Любовь Григорьевна покраснела и нахмурила брови.
– Если вы хотите, чтобы мы остались добрыми друзьями, – сказала она, – забудем этот разговор.
– Какая вы странная, Любовь Григорьевна. Дело не в разговоре. И не в долге, и не в нравственных обязанностях, и не в романтизме, о котором что-то знает ваш муж. Дело в том, что все мы умрем. И когда настанет предсмертный час, тогда с ужасом вдруг поймешь, как немудро, как робко ты прожил свою жизнь. Таблица умножения, которую ты задолбил с детства, была единственной твоей владычицей. Безобразная логика – дважды два четыре – вот чем ты руководствовался в своей жизни. О, я ничего не имею против таблицы умножения, но нельзя поклоняться ей, как царице. Бог мой! Если бы в самом деле миром управляли мертвые логические формулы, разве сияли бы так таинственно ваши глаза?
Любовь Григорьевна думала, что она хочет прекратить этот разговор, но она не умела этого сделать.
– И вся вы таинственная, – продолжал Баталин, – я вот смотрю на вашу амазонку, и мне кажется все в ней необыкновенным, и от каждой складки веет на меня милым и непонятным… Кстати, почему вы носите траур?
– Еще не прошло полгода, как умерла моя мать.
– Я люблю траур, – сказал Баталин тихо, – не знаю, почему, но я люблю его. Где-то в глубине нашего сердца есть уверенность, что любовь и смерть – родные сестры… Я знаю, что вы любите вашего мужа…
– Да, да. Я люблю его, – сказала Любовь Григорьевна торопливо.
– Я знаю, что вы любите вашего мужа, но уже то, что вы позволяете мне говорить вам о любви моей, окрыляет меня, и я чувствую, что можно еще жить, и я построю еще не один храм.

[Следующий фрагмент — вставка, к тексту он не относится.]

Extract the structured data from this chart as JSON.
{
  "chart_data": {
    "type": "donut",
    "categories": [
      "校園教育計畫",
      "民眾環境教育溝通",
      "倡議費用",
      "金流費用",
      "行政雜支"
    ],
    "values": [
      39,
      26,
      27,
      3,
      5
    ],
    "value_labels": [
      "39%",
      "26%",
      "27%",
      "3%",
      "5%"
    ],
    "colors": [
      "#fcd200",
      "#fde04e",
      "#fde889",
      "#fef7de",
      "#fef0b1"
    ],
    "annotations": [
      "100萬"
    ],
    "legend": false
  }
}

– Но милый, хороший Валентин Александрович! Простите меня, но, право, я не позволяю вам говорить мне о любви вашей. И я умоляю вас, останемся друзьями, только друзьями.
Они спустились вниз в татарскую деревушку; ехали по узкой улице; мальчишки и собаки вертелись под ногами лошадей; слезли у сакли; над дверью была надпись: «Ресторация Абдулла. Вино крымское, кофе турецкое». Прошли в саклю; их провели в заднюю комнату мимо каких-то подозрительных гостей; за перегородкой играли в карты; подали горячий, пахучий кофе с гущей.
– Будем друзьями! – говорила Любовь Григорьевна смущенно. – Будем друзьями…
Она торопливо выпила свой кофе, и у нее закружилась голова.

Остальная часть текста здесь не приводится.